Issue: WON Ordinance No. 4760 of the City of Manila is violative of the due process clause
Ruling: The lower court held that it is and adjudged it "unconstitutional, and, therefore, null and
void." Nor does the restriction on the freedom to contract, insofar as the challenged ordinance
makes it unlawful for the owner, manager, keeper or duly authorized representative of any hotel,
motel, lodging house, tavern, common inn or the like, to lease or rent room or portion thereof
more than twice every 24 hours, with a proviso that in all cases full payment shall be charged,
call for a different conclusion. Again, such a limitation cannot be viewed as a transgression
against the command of due process. It is neither unreasonable nor arbitrary. The right of the
individual is necessarily subject to reasonable restraint by general law for the common good x x
x The liberty of the citizen may be restrained in the interest of the public health, or of the public
order and safety, or otherwise within the proper scope of the police power."28The policy of
laissez faire has to some extent given way to the assumption by the government of the right of
intervention even in contractual relations affected with public interest.31 What may be stressed
sufficiently is that if the liberty involved were freedom of the mind or the person, the standard
for the validity of governmental acts is much more rigorous and exacting, but where the liberty
curtailed affects at the most rights of property, the permissible scope of regulatory measure is
wider.The attack against the validity of the challenged ordinance cannot be considered a success.
BABELO BERINA, MARILOU ELAGDON, ERNESTO ROBERTO and JESUS SORIAO, vs.
PHILIPPINE MARITIME INSTITUTE, TOMAS CLOMA and JAIME CLOMA,

Facts: petitioners are students of the Philippine Maritime Institute. they claim that PMI, five
weeks after school had started,a notice that there would be a 15% increase in tuition fees
retroactive to the start of the current semester; that the students met and took positive steps in
respect of the problem; that their representatives held dialogues with the school administration;
"that, in reaction to these legitimate student activities and without compliance with due process
respondents issued expulsion orders against petitioner and an indefinite suspension against
Marilou Elagdon;" that the penalties were imposed without due process and had the effect of
negating the petitioners' right to free speech, peaceful assembly and petition for redress of
grievances.

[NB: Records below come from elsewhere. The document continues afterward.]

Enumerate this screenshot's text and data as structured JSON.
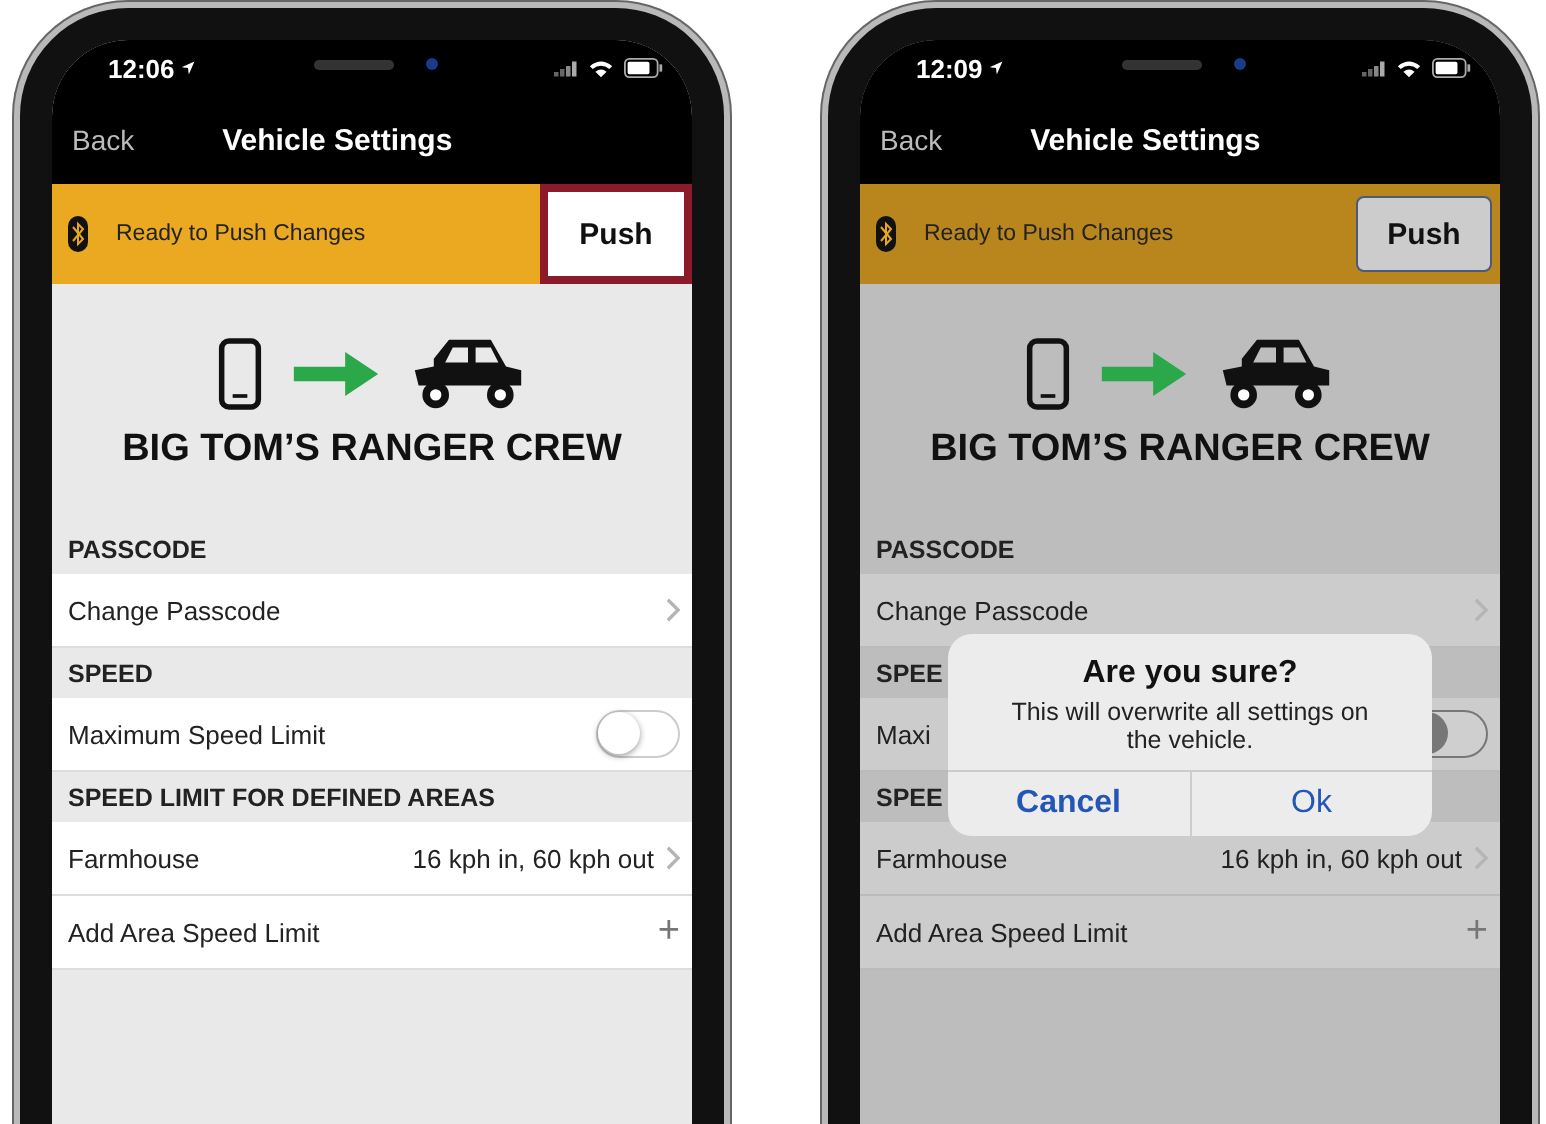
{
  "phones": [
    {
      "time": "12:06",
      "nav": {
        "back": "Back",
        "title": "Vehicle Settings"
      },
      "banner": {
        "text": "Ready to Push Changes",
        "button": "Push",
        "highlighted": true
      },
      "vehicle_name": "BIG TOM’S RANGER CREW",
      "sections": [
        {
          "title": "PASSCODE",
          "rows": [
            {
              "kind": "link",
              "label": "Change Passcode"
            }
          ]
        },
        {
          "title": "SPEED",
          "rows": [
            {
              "kind": "toggle",
              "label": "Maximum Speed Limit",
              "on": false
            }
          ]
        },
        {
          "title": "SPEED LIMIT FOR DEFINED AREAS",
          "rows": [
            {
              "kind": "link",
              "label": "Farmhouse",
              "value": "16 kph in, 60 kph out"
            },
            {
              "kind": "add",
              "label": "Add Area Speed Limit",
              "symbol": "+"
            }
          ]
        }
      ]
    },
    {
      "time": "12:09",
      "nav": {
        "back": "Back",
        "title": "Vehicle Settings"
      },
      "banner": {
        "text": "Ready to Push Changes",
        "button": "Push",
        "highlighted": false
      },
      "vehicle_name": "BIG TOM’S RANGER CREW",
      "sections": [
        {
          "title": "PASSCODE",
          "rows": [
            {
              "kind": "link",
              "label": "Change Passcode"
            }
          ]
        },
        {
          "title": "SPEE",
          "rows": [
            {
              "kind": "toggle",
              "label": "Maxi",
              "on": false
            }
          ]
        },
        {
          "title": "SPEE",
          "rows": [
            {
              "kind": "link",
              "label": "Farmhouse",
              "value": "16 kph in, 60 kph out"
            },
            {
              "kind": "add",
              "label": "Add Area Speed Limit",
              "symbol": "+"
            }
          ]
        }
      ],
      "dialog": {
        "title": "Are you sure?",
        "message": "This will overwrite all settings on the vehicle.",
        "buttons": [
          {
            "label": "Cancel",
            "preferred": true
          },
          {
            "label": "Ok",
            "preferred": false
          }
        ]
      }
    }
  ]
}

The petitioners pray that the expulsion and suspension orders be annulled and that
while the case is pending resolution they be restored to their status as students of the PMI,

Issue: WON petitioner denied due process.

Held: The comment does not positively assert that in imposing the expulsion and suspension
orders there was observance of due process which simply means that the petitioners should have
been given an opportunity to defend themselves. It was only after the petitioners had said in their
reply that the respondents failed to traverse the denial of due process that the latter invoked the
legal presumption "that the ordinary course of business has been followed.

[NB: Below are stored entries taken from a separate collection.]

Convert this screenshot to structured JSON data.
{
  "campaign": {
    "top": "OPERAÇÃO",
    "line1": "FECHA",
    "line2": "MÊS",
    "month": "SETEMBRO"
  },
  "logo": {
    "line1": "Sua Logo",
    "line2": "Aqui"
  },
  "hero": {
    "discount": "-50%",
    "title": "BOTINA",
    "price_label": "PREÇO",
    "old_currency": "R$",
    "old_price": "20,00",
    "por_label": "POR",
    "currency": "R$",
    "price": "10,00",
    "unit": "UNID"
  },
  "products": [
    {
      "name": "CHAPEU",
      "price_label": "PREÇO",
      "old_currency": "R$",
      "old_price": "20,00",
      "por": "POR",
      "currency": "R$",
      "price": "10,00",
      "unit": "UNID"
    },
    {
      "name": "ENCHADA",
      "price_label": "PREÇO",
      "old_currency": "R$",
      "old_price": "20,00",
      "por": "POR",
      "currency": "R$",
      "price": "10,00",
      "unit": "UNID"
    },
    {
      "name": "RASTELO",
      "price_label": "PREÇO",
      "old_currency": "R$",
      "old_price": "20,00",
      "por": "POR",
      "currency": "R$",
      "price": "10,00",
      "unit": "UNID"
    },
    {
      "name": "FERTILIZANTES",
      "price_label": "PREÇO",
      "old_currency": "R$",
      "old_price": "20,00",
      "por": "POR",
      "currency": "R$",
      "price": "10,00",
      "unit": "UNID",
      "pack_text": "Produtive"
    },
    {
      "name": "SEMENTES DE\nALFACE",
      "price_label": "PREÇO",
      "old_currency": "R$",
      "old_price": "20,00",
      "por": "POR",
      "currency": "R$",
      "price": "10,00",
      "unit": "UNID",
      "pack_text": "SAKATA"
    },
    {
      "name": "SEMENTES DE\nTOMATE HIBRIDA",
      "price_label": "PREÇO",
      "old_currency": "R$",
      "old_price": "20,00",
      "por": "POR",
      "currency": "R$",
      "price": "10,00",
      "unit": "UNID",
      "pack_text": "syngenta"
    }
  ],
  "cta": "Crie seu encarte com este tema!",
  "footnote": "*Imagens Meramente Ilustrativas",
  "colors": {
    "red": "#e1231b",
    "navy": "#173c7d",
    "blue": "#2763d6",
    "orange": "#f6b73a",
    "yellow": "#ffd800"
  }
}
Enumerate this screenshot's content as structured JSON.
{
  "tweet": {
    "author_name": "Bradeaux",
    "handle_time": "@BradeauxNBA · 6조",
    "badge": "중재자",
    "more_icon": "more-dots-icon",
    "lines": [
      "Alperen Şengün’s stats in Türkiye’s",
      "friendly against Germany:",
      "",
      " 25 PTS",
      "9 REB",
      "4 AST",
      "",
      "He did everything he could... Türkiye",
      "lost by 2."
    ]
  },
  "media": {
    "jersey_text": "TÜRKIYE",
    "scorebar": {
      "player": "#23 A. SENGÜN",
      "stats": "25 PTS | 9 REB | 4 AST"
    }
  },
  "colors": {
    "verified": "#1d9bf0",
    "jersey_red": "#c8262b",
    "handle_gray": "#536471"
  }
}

It is obvious from the expulsion and suspension orders that the petitioners were denied due
process, res ipsa loquitur. For the orders are bereft of the sides of the petitioners. Hence the legal
presumption of regularity cannot be availed in the instant case.

WHEREFORE, the petition is granted; the expulsion and suspension orders are hereby set aside
but without prejudice to the power of the respondents to formally charge the petitioners for
violation(s) of reasonable school rules and regulations and after due notice to hear and decide the
charge. No special pronouncement as to costs.